CCNA Study Guide Chapter 5 Summary

Chapter 5 began with a look at IP addressing basics. This included an overview of the binary-decimal conversion process. It continued with an introduction to classful IP addressing, where we outlined how the five classes of addresses are identified, and the number of hosts that each address range supports. The number of available Class A, B, and C networks were also calculated.

An overview of IP addressing rules outlined the eight key rules with respect to host addressing, such as the rule that mandates that the host portion of an address cannot be set to all binary 0s or all binary 1s. The concept and purpose of a subnet mask was introduced, including its relationship to IP addresses in defining the split between the network and host portion of an address. Default subnet mask values and when they are used were also examined.

A look at private IP addressing provided insight into the flexibility that using these addresses provides to organizations, as well as their purpose in helping to avoid the exhaustion of the current IPv4 address space. The special subnet masks associated with the three private ranges were also examined, along with the ranges of addresses that each supports.
An overview of subnetting provided insight into reasons for deciding to subnet a network. It continued by determining the subnet and host per subnet requirements that should be determined when characterizing a network. The process for determining custom subnet masks was covered in detail, including an overview of how bits are stolen from the host portion of the mask in order to allow subnets to be defined within the address space. Calculating the number of subnets and hosts per subnet available based on a given mask value was also looked at.

Next we looked at defining the ranges of addresses that were valid on a given subnet, including the process for determining the beginning and the end of a given range. This included an overview of ranges associated with Class A, B, and C addresses in custom subnetting situations.

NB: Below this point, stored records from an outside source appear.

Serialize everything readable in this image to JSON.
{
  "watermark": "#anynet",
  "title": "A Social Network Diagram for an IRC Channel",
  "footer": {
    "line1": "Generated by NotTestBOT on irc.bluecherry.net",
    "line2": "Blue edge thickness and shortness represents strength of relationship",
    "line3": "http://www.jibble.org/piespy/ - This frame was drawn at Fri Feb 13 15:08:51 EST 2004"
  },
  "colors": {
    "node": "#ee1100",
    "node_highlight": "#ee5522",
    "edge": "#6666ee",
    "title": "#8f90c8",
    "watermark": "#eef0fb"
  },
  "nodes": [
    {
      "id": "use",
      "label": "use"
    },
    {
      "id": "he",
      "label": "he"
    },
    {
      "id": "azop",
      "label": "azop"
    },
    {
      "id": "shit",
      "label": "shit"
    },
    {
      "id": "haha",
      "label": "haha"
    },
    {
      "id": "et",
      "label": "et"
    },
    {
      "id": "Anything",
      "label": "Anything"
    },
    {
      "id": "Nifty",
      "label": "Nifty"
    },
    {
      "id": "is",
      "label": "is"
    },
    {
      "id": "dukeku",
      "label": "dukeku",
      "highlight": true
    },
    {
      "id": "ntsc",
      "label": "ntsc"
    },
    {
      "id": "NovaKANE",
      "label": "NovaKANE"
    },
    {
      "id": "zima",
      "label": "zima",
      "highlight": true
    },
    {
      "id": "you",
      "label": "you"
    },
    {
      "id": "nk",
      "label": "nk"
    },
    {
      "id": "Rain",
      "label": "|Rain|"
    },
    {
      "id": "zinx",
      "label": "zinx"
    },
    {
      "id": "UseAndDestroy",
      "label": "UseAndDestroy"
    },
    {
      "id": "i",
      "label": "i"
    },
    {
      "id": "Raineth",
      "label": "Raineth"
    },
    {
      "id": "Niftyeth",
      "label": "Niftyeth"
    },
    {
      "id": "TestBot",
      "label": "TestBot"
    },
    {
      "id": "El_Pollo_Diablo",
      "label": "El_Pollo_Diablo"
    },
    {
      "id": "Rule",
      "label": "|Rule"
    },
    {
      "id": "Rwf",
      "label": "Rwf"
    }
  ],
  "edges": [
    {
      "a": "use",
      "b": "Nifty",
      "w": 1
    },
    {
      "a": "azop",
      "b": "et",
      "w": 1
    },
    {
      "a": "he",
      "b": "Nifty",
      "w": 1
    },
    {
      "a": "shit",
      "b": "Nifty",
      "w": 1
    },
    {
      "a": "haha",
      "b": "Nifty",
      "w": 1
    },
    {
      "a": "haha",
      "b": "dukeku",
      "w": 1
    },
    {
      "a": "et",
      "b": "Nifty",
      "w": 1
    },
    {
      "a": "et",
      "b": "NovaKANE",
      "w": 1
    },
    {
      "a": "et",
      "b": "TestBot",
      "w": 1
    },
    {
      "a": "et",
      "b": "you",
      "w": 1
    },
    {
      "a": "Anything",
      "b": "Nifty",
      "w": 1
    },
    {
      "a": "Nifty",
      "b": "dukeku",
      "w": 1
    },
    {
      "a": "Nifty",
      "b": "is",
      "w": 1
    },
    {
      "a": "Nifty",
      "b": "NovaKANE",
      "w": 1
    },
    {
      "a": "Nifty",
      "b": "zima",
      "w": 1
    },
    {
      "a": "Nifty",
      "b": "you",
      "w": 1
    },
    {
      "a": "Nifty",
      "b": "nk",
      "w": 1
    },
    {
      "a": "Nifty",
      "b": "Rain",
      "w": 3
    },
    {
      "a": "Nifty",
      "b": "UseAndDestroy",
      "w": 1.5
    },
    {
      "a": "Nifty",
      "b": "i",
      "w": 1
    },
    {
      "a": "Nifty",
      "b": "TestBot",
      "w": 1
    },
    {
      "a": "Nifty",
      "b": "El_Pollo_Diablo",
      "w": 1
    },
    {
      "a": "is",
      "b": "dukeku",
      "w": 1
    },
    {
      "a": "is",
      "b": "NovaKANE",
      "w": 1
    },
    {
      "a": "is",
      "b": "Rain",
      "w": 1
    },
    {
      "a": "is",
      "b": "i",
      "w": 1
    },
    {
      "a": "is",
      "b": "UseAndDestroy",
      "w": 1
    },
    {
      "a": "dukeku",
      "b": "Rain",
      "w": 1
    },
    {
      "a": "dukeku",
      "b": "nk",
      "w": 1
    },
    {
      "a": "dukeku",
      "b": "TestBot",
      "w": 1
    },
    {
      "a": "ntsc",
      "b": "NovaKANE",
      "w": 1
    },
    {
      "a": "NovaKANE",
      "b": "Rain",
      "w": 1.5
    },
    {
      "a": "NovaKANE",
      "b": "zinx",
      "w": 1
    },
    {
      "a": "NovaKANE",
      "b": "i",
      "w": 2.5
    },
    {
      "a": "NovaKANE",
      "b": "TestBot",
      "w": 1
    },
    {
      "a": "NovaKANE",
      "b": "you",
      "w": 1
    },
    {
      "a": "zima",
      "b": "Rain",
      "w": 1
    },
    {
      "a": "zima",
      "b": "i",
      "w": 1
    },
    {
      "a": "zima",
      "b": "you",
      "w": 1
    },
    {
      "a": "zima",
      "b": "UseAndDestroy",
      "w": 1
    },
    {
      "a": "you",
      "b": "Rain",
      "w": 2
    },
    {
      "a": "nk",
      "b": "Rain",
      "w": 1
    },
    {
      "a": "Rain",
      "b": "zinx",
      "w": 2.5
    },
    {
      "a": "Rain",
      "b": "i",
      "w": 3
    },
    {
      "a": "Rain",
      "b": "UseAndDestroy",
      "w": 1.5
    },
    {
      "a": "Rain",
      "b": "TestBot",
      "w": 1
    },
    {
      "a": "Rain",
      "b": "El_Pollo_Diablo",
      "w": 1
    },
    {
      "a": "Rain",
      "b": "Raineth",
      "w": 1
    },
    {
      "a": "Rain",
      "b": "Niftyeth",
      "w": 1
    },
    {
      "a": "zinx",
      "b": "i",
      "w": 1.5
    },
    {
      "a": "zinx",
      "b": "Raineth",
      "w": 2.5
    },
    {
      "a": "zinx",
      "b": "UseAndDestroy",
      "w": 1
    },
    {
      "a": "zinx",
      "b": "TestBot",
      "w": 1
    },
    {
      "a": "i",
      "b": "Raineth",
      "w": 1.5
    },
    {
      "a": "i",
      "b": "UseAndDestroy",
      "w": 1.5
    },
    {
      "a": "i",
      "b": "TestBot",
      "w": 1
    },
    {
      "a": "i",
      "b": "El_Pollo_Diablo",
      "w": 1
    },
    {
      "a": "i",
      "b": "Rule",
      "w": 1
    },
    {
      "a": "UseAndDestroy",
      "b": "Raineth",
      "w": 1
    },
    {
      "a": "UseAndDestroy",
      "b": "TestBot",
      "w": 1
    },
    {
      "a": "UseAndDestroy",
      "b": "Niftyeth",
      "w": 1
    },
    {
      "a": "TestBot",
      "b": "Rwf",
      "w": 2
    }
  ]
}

A subnetting challenge question was used to show how even questions that appear difficult are easy to solve if the rules outlined are followed.
The subnetting shortcut provided an overview of a quick and easy method of determining both custom subnet masks and their associated address ranges. It can be used as a simple reference for exam purposes.

The process of determining whether hosts are local or remote to one another was looked at next. We learned that the ANDing process provides a way to not only determine whether hosts are local or remote, but also to find the network ID associated with a given IP address.
A look at classless addressing provided insight into how addresses are now more commonly looked at in this manner rather than by class. An overview of CIDR provided insight to supernetting, address aggregation, and slash notation.